MATA INDONESIA, JAKARTA – Terorisme ternyata bisa dikategorikan sebagai ekspresi balas dendam. Konflik komunal di Maluku dan Sulawesi Tengah, menjadi bukti. Konflik yang melibatkan agama menjadi pemicu hadirnya aksi teror yang didasari adanya rasa dendam terhadap kelompok lain yang berbeda.
Menurut penulis buku La Tay’as, Ibroh dari Kehidupan Teroris dan Korbannya, Hasibullah Sastrawi bahwa penyebab terjadinya aksi terorisme tidak hanya disebabkan motif balas dendam melainkan terdapat beberapa faktor lainnya meliputi semangat keagamaan, kezaliman terhadap umat Islam, problem sosial-ekonomi, pertemanan dan keluarga serta hubungan guru dan murid.
Dari beberapa penyebab tersebut, Hasibullah menilai Teori Spiral kekerasan milik Dom Helder Camara bisa menjelaskan penyebab terorisme dan keterkaitannya satu dengan yang lain.
Spiral kekerasan ini disebabkan oleh tiga faktor yaitu ketidakadilan sosial-ekonomi, kekerasan pemberontakan sipil, dan represi Negara.

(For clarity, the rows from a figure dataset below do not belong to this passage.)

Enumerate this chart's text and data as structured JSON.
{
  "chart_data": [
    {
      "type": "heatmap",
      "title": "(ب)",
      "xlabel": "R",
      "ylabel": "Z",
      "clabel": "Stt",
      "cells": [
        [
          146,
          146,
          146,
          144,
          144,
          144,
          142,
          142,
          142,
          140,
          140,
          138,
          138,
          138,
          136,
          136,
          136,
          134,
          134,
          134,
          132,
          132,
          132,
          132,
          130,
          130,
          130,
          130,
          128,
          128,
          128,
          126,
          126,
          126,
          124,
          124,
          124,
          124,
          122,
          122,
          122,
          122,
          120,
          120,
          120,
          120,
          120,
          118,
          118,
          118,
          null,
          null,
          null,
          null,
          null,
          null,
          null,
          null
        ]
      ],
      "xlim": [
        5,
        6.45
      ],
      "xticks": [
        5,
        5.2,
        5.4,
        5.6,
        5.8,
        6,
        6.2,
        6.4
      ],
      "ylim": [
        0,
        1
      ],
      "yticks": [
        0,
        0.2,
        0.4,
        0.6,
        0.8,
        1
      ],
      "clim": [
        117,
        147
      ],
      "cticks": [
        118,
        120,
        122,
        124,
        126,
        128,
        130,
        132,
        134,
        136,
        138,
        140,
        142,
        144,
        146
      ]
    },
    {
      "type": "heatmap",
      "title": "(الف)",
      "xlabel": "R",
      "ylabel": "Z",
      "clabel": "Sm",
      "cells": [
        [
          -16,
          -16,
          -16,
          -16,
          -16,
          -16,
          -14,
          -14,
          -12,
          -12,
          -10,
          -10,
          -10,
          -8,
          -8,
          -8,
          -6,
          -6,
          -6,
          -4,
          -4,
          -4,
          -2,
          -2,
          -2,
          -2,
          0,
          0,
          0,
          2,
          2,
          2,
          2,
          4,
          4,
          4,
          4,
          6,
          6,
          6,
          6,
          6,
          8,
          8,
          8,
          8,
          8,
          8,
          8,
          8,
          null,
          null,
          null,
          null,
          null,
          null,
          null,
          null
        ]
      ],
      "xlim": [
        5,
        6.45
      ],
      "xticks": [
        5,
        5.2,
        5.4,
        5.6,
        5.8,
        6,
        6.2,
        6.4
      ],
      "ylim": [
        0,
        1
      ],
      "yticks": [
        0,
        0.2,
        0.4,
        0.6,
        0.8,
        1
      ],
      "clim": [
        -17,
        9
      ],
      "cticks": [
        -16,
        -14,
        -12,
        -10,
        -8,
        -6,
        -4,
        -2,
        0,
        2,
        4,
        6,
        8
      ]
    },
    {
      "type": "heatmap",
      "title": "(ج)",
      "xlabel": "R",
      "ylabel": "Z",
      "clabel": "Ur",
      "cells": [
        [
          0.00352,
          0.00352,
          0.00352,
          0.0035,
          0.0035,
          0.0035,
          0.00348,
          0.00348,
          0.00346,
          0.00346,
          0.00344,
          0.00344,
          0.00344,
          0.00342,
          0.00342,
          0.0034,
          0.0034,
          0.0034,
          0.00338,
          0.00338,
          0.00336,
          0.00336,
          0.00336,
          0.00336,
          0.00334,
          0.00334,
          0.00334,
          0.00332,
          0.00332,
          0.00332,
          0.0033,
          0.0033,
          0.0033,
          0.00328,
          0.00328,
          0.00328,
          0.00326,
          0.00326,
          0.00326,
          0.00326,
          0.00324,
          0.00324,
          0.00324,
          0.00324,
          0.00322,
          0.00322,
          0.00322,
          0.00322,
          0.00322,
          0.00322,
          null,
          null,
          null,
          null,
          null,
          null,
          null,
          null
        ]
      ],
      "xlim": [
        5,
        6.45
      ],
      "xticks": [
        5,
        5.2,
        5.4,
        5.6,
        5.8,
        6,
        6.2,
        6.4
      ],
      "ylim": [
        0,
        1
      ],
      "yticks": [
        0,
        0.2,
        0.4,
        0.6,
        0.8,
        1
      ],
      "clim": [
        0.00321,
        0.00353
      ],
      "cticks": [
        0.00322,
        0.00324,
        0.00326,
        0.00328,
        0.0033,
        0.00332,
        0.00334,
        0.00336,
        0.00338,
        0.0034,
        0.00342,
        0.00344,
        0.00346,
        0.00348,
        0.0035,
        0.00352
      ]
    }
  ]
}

Maka untuk memberantas pemikiran ini diperlukan cara yang komperhensif.
Sementara Hasibullah menekankan upaya deradikalisasi dengan melibatkan mantan pelaku terorisme dan korbannya. Melalui cara inilah pengalaman mantan pelaku terorisme bisa dibagikan kepada lingkungannya. Pengakuan atas kesalahannya di masa lalu dan permintaan maaf kepada korban atau terhadap diri sendiri bisa menjadi sisi lain yang bisa diangkat agar aksi terori tidak lagi terulang.
Sementara korban juga bisa membagikan kesedihannya sekaligus berupaya berdamai dengan keadaan. Intinya ikhlas menjadi kunci kebangkitan mereka.
Menurut Hasibullah, saat kekerasan dibalas dengan kekerasan, ketidakadilan dibalas ketidakadilan maka yang muncul adalah korban lain yang tidak bersalah. Maka rekonsiliasi antar pelaku teror dan korban bisa diwujudkan agar rantai terorisme bisa dihentikan.